La négociation de la COG permet de dégager des moyens pour les services aux familles mais ceux-ci sont développés et mis en œuvre dans une politique partenariale.
Il serait nécessaire que la politique de la branche famille soit revue pour changer les mécanismes à l’œuvre car pour les collectivités locales les contraintes ne sont pas tant les dépenses d’investissement que les dépenses de fonctionnement. Une part plus importante sur le 2e volet à la commune ou la structure d’accueil serait de nature à débloquer les créations.
Avec le rebasage du FNAS, c’est 1,4 milliards d’euros, qui vont manquer à la politique de la petite enfance et notamment pour le développement des places d’accueil individuel auprès d’assistantes maternelles. Il convient d’avoir une politique de gestion prévisionnelle de ces professionnelles totalement absente aujourd’hui. Il convient aussi de tenir compte des spécificités de cette profession.
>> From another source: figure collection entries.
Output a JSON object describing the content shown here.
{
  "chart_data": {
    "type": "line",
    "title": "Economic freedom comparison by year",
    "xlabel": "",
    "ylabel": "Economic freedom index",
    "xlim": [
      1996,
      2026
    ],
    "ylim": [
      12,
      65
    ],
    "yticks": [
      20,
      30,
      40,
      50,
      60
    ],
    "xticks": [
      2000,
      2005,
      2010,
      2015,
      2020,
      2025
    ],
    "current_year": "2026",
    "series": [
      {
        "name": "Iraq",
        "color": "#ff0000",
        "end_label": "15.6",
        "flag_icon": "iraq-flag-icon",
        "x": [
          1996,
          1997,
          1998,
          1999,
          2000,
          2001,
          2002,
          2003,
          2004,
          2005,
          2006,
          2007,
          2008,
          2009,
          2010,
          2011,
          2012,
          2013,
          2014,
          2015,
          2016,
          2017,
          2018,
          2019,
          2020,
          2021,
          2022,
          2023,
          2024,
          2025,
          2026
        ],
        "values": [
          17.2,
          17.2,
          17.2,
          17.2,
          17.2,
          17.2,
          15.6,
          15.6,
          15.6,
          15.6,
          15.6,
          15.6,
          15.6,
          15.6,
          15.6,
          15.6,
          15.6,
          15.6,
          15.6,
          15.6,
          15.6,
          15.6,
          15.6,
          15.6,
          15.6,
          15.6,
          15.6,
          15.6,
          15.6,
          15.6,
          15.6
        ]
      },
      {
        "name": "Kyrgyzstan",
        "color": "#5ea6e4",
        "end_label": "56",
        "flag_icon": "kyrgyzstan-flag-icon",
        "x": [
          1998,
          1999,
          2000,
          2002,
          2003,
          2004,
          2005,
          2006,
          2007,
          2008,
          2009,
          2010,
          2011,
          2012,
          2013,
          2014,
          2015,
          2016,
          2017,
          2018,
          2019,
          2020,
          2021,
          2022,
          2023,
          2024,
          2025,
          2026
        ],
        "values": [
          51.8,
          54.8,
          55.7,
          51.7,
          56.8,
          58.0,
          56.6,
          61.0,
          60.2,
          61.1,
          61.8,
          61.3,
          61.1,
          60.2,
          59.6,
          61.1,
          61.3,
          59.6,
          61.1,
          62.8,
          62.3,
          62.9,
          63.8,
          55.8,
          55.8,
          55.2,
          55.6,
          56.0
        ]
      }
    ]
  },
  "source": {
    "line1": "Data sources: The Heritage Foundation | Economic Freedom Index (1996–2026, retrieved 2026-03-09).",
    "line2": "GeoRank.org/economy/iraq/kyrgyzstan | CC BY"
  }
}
Bon nombre vont partir à la retraite et leur remplacement n’est pas du tout anticipé.
Une conséquence de l’obligation de partage du congé parental sera de constater que les solutions d’accueil ne seront toujours pas suffisantes pour faire face à cet accroissement de besoins de la part des familles.
Aujourd’hui face aux difficultés financières, les familles comptent leurs heures pour faire garder leurs enfants. Parfois, pour ne pas avoir à supporter un reste-à-charge trop important, ces familles ont recours au système D avec du travail non déclaré.
La sous-consommation du FNAS sur la petite enfance ne signifie en aucun cas la baisse des besoins des familles.

En conclusion, Laurent Clévenot a précisé que, cette année encore, une sous-consommation du FNAS de 250 millions d’euros en 2014 est à constater essentiellement en raison des dépenses liées aux rythmes scolaires. L’UNAF souhaiterait qu’avec ces crédits soit relancé un travail sur la politique jeunesse du FNAS. La politique en faveur des enfants de 6 à 18 ans est le parent pauvre de la COG. Le sujet n’a pas été travaillé depuis longtemps : il y a une opportunité à saisir pour reposer les conditions de l’ASLH.